Daarnaast is de gemiddelde verkeersgeneratie berekend. Voor een bedrijf arbeidsintensief/ bezoekersextensief (industrie, laboratorium, werkplaats) geldt per 100 m2 bvo een minimale verkeersgeneratie van 9,1 motorvoertuigbewegingen per etmaal en een maximale verkeersgeneratie van 10,9 motorvoertuigbewegingen per etmaal. De gemiddelde verkeersgeneratie is per 100 m2 bvo 10 motorvoertuigbewegingen per etmaal. De gemiddelde verkeersgeneratie van de bedrijfshal is daarmee 350 motorvoertuigbewegingen per etmaal. Echter, ter plaatse is reeds een bouwvlak aanwezig van 2.278 m2. De extra verkeersgeneratie betreft, op basis van de vergroting van het bouwvlak met 1.222 m2, daarom 122 motorvoertuigbewegingen per etmaal.

Ontsluiting

Het bedrijf wordt ontsloten op de Gouwepoort, richting Julianastraat. Beide wegen zijn gebiedsontsluitingswegen waar een maximum snelheid van 50km/u geldt. Deze wegen kunnen een intensiteit van 20.000 motorvoertuigen per etmaal aan. De weekdaggemiddelde intensiteit ligt op 5.880 mvt/etmaal (Bron: Verkeerstellingen Meetel 29 juni - 15 juli 2019). Daarnaast is de rotonde van belang. De huidige situatie voldoet daarbij. Ook in de nieuwe situatie worden geen problemen verwacht met verkeersafwikkeling via de rotonde. Gezien de beperkte toename van het aantal verkeersbewegingen, heeft de voorgenomen ontwikkeling geen nadelige gevolgen voor de verkeersafwikkeling op de Gouwepoort richting de N256. Planologisch gezien is er al sprake van een bedrijventerrein waar ter plaatse bedrijfsgebouwen kunnen worden gerealiseerd.

4.7 Water

Het Besluit ruimtelijke ordening (Bro) stelt een watertoets in ruimtelijke plannen verplicht. Beschreven moet worden op welke wijze in het plangebied met water en watergerelateerde aspecten wordt omgegaan. Voorkomen moet worden dat ontwikkelingen in het ruimtegebruik ongewenste effecten hebben op de waterhuishouding. Een goede afstemming tussen beiden is derhalve noodzakelijk om problemen, zoals bijvoorbeeld wateroverlast, slechte waterkwaliteit, verdroging, etc., te voorkomen.
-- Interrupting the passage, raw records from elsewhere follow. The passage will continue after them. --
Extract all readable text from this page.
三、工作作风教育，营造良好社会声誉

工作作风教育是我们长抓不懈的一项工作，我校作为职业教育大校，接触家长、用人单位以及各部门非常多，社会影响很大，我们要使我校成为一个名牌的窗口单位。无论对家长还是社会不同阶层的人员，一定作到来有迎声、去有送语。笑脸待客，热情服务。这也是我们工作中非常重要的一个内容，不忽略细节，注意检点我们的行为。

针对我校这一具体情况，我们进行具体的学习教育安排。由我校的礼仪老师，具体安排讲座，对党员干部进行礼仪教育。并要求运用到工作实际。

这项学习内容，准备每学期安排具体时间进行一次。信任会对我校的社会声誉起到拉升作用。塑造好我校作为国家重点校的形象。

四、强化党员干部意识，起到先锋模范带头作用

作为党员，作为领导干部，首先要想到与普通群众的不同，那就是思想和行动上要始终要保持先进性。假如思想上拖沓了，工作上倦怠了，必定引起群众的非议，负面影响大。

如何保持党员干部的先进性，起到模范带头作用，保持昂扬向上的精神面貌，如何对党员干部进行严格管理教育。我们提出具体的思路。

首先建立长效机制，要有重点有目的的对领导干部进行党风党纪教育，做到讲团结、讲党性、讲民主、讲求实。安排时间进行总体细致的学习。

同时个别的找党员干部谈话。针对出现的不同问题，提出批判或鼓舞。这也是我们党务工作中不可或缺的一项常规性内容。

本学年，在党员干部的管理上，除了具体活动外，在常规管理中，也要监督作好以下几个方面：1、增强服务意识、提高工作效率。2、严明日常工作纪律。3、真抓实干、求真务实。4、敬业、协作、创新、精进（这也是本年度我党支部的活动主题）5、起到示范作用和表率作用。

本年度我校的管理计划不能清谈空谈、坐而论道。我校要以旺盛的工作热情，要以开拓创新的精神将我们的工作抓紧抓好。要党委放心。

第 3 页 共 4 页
Thema en water(beheer)doelstelling Uitwerking
Veiligheid waterkeringen
Waarborgen van het veiligheidsniveau en rekening houden met de daarvoor benodigde ruimte.
Aan de oostzijde van het plangebied ligt de dubbelbestemming 'Waterstraat - Waterkering'. Het plangebied is echter niet gelegen binnen deze dubbelbestemming waardoor de veiligheid van de waterkering niet wordt aangetast.
Voorkomen overlast door oppervlaktewater
Het plan biedt voldoende ruimte voor het
vasthouden, bergen en afvoeren van water.
Waarborgen van voldoende bouwpeil om
overstroming vanuit oppervlaktewater in
maatgevende situaties te voorkomen. Rekening houden met de gevolgen van klimaatverandering en de kans op extreme weersituaties.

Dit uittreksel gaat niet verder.